Entahlah.. Aku pun tidak tahu.

***

Sebetulnya tiap hari aku memohon pada Tuhan agar aku dipertemukan dengan seseorang yang akan menemaniku di masa depan kelak. Iya. Aku sudah tak mau lagi membuang waktuku untuk berlama-lama pacaran.

Sampai akhirnya di waktu yang hampir 2 tahun berlalu ini, aku mengenalmu. Ada sesuatu yang tidak bisa aku ungkapkan padamu kenapa detak jantungku mendadak kencang ketika pertama kali melihatmu. Sejujurnya aku sendiri pun terkejut. Beberapa pertanyaan muncul seperti: Kamu ini siapa? Kenapa kamu bisa membuatku seperti ini? Kamu kah orangnya?

Kamu masuk di saat yang tepat, dan aku pun menghendakinya. Kamu tahu tidak kalau ini membuat orang-orang di sekitarku turut senang, karena akhirnya aku masih bisa menyukai laki-laki.

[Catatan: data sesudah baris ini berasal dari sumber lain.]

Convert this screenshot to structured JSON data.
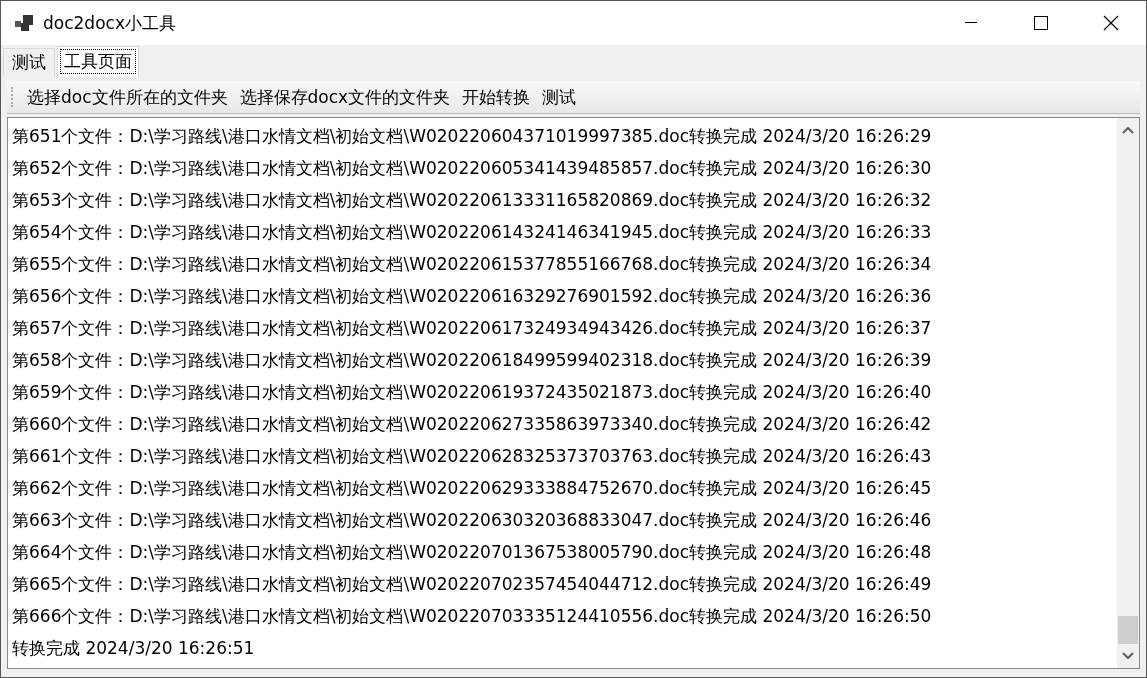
{
  "window": {
    "title": "doc2docx小工具"
  },
  "tabs": [
    {
      "label": "测试",
      "selected": false
    },
    {
      "label": "工具页面",
      "selected": true
    }
  ],
  "toolbar": [
    "选择doc文件所在的文件夹",
    "选择保存docx文件的文件夹",
    "开始转换",
    "测试"
  ],
  "log": [
    "第651个文件：D:\\学习路线\\港口水情文档\\初始文档\\W020220604371019997385.doc转换完成 2024/3/20 16:26:29",
    "第652个文件：D:\\学习路线\\港口水情文档\\初始文档\\W020220605341439485857.doc转换完成 2024/3/20 16:26:30",
    "第653个文件：D:\\学习路线\\港口水情文档\\初始文档\\W020220613331165820869.doc转换完成 2024/3/20 16:26:32",
    "第654个文件：D:\\学习路线\\港口水情文档\\初始文档\\W020220614324146341945.doc转换完成 2024/3/20 16:26:33",
    "第655个文件：D:\\学习路线\\港口水情文档\\初始文档\\W020220615377855166768.doc转换完成 2024/3/20 16:26:34",
    "第656个文件：D:\\学习路线\\港口水情文档\\初始文档\\W020220616329276901592.doc转换完成 2024/3/20 16:26:36",
    "第657个文件：D:\\学习路线\\港口水情文档\\初始文档\\W020220617324934943426.doc转换完成 2024/3/20 16:26:37",
    "第658个文件：D:\\学习路线\\港口水情文档\\初始文档\\W020220618499599402318.doc转换完成 2024/3/20 16:26:39",
    "第659个文件：D:\\学习路线\\港口水情文档\\初始文档\\W020220619372435021873.doc转换完成 2024/3/20 16:26:40",
    "第660个文件：D:\\学习路线\\港口水情文档\\初始文档\\W020220627335863973340.doc转换完成 2024/3/20 16:26:42",
    "第661个文件：D:\\学习路线\\港口水情文档\\初始文档\\W020220628325373703763.doc转换完成 2024/3/20 16:26:43",
    "第662个文件：D:\\学习路线\\港口水情文档\\初始文档\\W020220629333884752670.doc转换完成 2024/3/20 16:26:45",
    "第663个文件：D:\\学习路线\\港口水情文档\\初始文档\\W020220630320368833047.doc转换完成 2024/3/20 16:26:46",
    "第664个文件：D:\\学习路线\\港口水情文档\\初始文档\\W020220701367538005790.doc转换完成 2024/3/20 16:26:48",
    "第665个文件：D:\\学习路线\\港口水情文档\\初始文档\\W020220702357454044712.doc转换完成 2024/3/20 16:26:49",
    "第666个文件：D:\\学习路线\\港口水情文档\\初始文档\\W020220703335124410556.doc转换完成 2024/3/20 16:26:50",
    "转换完成 2024/3/20 16:26:51"
  ]
}
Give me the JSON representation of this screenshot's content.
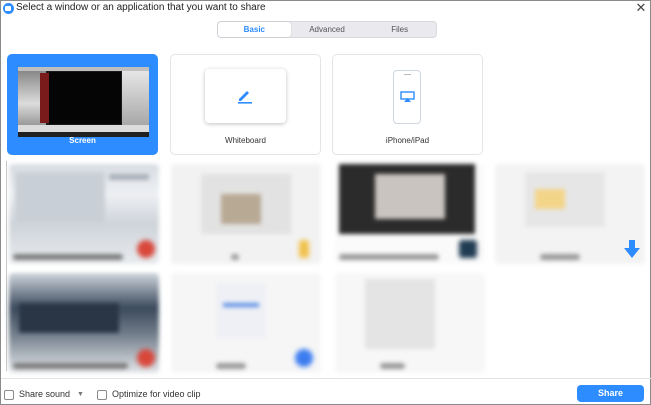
{
  "window": {
    "title": "Select a window or an application that you want to share",
    "close_glyph": "✕"
  },
  "tabs": [
    {
      "label": "Basic",
      "active": true
    },
    {
      "label": "Advanced",
      "active": false
    },
    {
      "label": "Files",
      "active": false
    }
  ],
  "share_options": {
    "screen_label": "Screen",
    "whiteboard_label": "Whiteboard",
    "iphone_label": "iPhone/iPad"
  },
  "footer": {
    "share_sound_label": "Share sound",
    "optimize_label": "Optimize for video clip",
    "share_button": "Share"
  },
  "colors": {
    "accent": "#2d8cff"
  },
  "icons": [
    "zoom-app-icon",
    "close-icon",
    "pen-icon",
    "airplay-icon",
    "chevron-down-icon",
    "download-arrow-icon"
  ]
}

Ada yang harus kamu tahu. Bahwa aku tidak pernah melihat seseorang dari seberapa hebat dia dalam pekerjaannya, seberapa tampan dia, seberapa terkenal dia dilingkungannya, seberapa banyak uang yang dia miliki.

Yang aku tahu kamu orang baik. Itu saja. Bukan mulutku yang mengatakan, tapi hatiku. Terlepas kamu bilang bahwa kamu tidak sebagus yang aku pikirkan. Memangnya di dunia ini ada yang sempurna?

Kalau aku mau, aku tidak akan pernah melihatmu sedikitpun karena pekerjaan sepertimu itu dulu pernah membuatku dicampakkan.

Padahal aku tahu, bahwa aku bukan satu-satunya yang kamu buat seperti ini. Banyak perempuan yang juga terkesan dengan sikapmu. Dan aku pun tahu diri, aku ini berbeda dengan perempuan-perempuan lain. Iya kan? Hehe..

***

Aku hanya ingin bilang, terima kasih sejauh ini sudah meluangkan waktumu untuk mendengarkan semua ceritaku. Aku tidak bisa berharap banyak, karena dulu aku sudah pernah berharap pada manusia dan itu menyakitkan.

Aku tidak meminta apapun. Yang penting kamu sudah tahu perasaanku. Sekarang lakukan saja apa yang kamu mau, tidak usah pikirkan aku. Aku cukup melihatmu dari kejauhan, dan mendoakanmu disetiap sujudku.

Seperti yang kamu bilang  " Tenang ya, kalau jodoh nggak akan kemana.."

***

Oh ya, maaf aku tidak bilang akan menulis ini. Ini spontanitas, aku sedang tidak bisa tidur, dan kamu tahu sendiri aku adalah orang yang tidak tahan untuk tidak menumpahkan apa yang sedang dirasakan. Kamu tidak perlu merasa tidak enak. Anggap saja ini hadiah dari perkenalan kita, ya.

Bandung, 23 Desember 2016

Aku yang mendoakanmu.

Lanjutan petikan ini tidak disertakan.